Context is half the battle
How many news articles have you read about the biggest whatever in the country / world / universe. True enough, a report about the world’s tallest human does not need context: we know how tall people tend to be so we have a statistical intuition of sorts.
What about the most massive black hole in the universe? If an article were to misreport the number by six orders of magnitude, non-specialist readers would not be able to spot that. After all what’s a million suns between friends?
(Or Waldo, depending on where you grew up).
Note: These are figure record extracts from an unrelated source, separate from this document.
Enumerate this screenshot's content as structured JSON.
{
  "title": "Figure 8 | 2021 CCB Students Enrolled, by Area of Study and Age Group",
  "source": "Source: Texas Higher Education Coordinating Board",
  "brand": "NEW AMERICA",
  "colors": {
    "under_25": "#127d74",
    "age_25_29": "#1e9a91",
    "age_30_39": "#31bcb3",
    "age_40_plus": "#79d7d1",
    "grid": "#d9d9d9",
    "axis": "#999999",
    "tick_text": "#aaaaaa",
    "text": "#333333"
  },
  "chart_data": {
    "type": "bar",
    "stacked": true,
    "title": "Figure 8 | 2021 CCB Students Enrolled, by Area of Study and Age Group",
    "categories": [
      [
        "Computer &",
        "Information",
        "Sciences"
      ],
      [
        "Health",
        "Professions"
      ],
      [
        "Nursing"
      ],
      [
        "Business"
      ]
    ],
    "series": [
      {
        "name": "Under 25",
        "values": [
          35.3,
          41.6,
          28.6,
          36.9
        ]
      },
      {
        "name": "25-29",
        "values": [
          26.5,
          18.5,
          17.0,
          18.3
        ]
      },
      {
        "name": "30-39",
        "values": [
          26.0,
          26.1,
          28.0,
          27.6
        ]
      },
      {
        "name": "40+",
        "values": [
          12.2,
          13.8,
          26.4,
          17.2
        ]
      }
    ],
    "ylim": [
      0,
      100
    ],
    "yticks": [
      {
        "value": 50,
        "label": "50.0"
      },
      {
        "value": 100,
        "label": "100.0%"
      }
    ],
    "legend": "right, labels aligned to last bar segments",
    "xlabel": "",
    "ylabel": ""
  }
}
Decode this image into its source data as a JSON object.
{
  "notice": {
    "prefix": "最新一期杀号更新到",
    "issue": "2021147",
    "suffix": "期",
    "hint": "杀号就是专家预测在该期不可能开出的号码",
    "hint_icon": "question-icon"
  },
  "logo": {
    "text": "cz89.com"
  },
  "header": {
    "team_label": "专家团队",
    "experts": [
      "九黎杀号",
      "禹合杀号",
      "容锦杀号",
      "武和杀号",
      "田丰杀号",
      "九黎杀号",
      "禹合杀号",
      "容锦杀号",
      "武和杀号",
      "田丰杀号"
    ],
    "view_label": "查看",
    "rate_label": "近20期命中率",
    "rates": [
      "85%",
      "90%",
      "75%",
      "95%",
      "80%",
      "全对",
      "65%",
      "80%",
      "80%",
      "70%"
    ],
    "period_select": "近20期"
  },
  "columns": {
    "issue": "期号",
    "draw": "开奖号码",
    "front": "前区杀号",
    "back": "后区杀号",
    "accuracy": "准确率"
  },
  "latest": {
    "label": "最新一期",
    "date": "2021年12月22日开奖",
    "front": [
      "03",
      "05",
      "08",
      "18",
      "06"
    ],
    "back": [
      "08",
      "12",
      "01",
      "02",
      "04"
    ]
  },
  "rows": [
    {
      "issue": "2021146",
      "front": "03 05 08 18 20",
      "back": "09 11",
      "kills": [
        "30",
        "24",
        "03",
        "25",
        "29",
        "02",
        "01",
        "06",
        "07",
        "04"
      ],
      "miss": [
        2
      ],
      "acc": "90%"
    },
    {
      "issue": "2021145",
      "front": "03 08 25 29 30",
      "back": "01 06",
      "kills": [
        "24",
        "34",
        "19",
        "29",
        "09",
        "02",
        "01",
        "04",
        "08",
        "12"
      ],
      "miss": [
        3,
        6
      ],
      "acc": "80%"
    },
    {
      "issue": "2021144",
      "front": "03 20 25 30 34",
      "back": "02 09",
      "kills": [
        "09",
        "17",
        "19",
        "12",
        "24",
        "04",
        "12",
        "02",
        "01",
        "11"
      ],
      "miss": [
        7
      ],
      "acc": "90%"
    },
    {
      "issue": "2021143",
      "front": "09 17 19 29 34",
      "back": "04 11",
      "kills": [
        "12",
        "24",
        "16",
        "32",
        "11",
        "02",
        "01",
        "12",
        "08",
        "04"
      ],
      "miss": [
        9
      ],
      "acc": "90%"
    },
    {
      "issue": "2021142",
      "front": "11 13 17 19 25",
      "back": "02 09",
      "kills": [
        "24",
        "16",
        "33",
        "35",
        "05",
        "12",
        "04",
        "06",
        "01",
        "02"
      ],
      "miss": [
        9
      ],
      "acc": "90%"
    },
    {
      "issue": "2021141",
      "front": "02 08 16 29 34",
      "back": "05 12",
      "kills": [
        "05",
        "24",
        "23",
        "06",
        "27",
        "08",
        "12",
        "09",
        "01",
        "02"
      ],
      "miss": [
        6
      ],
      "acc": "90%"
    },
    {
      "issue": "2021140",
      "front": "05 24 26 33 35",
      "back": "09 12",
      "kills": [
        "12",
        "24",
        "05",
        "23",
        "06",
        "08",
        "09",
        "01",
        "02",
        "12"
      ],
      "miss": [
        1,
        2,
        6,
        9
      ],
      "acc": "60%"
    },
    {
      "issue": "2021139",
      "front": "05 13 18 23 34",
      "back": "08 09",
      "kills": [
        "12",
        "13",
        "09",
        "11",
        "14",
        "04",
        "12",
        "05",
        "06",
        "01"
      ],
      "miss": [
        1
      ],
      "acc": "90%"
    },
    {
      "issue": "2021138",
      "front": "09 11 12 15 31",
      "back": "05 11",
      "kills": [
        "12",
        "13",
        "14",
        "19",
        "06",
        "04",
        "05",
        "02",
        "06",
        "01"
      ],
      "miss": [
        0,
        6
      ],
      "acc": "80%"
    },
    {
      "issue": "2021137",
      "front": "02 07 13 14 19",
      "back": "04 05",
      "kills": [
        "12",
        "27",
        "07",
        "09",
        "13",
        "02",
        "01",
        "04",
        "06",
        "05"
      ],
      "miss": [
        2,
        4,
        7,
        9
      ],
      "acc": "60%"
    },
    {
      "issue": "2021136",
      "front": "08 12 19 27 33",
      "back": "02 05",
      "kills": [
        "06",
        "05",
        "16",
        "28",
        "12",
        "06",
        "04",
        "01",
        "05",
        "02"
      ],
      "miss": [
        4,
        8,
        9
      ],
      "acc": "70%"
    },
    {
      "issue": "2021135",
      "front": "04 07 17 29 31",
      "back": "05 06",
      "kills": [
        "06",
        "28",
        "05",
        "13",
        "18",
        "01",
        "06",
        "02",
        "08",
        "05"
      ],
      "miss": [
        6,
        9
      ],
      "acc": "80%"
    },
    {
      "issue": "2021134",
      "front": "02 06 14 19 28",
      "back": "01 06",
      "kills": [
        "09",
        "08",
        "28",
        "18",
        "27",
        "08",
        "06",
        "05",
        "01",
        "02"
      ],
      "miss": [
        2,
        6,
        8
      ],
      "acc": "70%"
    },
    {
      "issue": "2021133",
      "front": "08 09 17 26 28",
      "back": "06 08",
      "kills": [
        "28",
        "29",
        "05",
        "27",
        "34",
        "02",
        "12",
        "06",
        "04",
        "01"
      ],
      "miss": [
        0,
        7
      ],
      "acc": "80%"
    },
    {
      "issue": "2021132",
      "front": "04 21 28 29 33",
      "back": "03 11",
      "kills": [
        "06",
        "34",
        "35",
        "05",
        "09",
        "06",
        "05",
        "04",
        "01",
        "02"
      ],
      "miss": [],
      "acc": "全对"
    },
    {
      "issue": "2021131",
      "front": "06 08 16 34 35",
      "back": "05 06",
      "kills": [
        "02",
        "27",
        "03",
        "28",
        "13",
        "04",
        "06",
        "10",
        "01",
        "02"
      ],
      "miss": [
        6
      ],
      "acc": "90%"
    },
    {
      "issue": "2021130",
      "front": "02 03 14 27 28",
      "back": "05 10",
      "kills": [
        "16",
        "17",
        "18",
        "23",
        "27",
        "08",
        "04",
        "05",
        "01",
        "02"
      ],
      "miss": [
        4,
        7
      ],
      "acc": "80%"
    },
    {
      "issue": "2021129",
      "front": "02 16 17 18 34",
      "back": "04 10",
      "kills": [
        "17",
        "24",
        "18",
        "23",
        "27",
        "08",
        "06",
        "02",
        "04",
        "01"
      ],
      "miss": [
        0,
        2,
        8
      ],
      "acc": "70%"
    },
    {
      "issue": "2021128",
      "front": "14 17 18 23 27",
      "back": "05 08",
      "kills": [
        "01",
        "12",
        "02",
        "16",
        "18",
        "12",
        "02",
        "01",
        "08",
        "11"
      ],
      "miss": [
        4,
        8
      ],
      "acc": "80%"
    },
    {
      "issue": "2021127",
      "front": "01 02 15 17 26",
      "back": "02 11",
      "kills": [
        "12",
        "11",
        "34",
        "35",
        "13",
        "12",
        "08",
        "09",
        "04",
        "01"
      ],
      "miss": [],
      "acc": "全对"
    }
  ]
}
What we need in most circumstances is to simultaneously visualise the individual as well as its parent population. That is the objective of the Starfish diagram.
Each leg is a histogram.
Instead of sitting on the x-axis, the bars are balanced symmetrically across it. (For the vis nuts out there: if we were to plot the kernel density it would be violin plot).
We can drop the axis line since the bars clearly imply its presence, just for styling. The final touch is to indicate where the individual lies: just circle the histogram bin.
Then we rotate each leg to provide the overall arrangement, and that’s it. Simple!
The sky is the limit in terms of applications
This technique can be applied to any situation where an individual needs to be placed in a greater context. The design partly drew inspiration from video games so I made a school of starfish on basketball stats for the original journal article. But there are really no limits here. This can be used by demographers, scientists, product analysts, statisticians, you name it.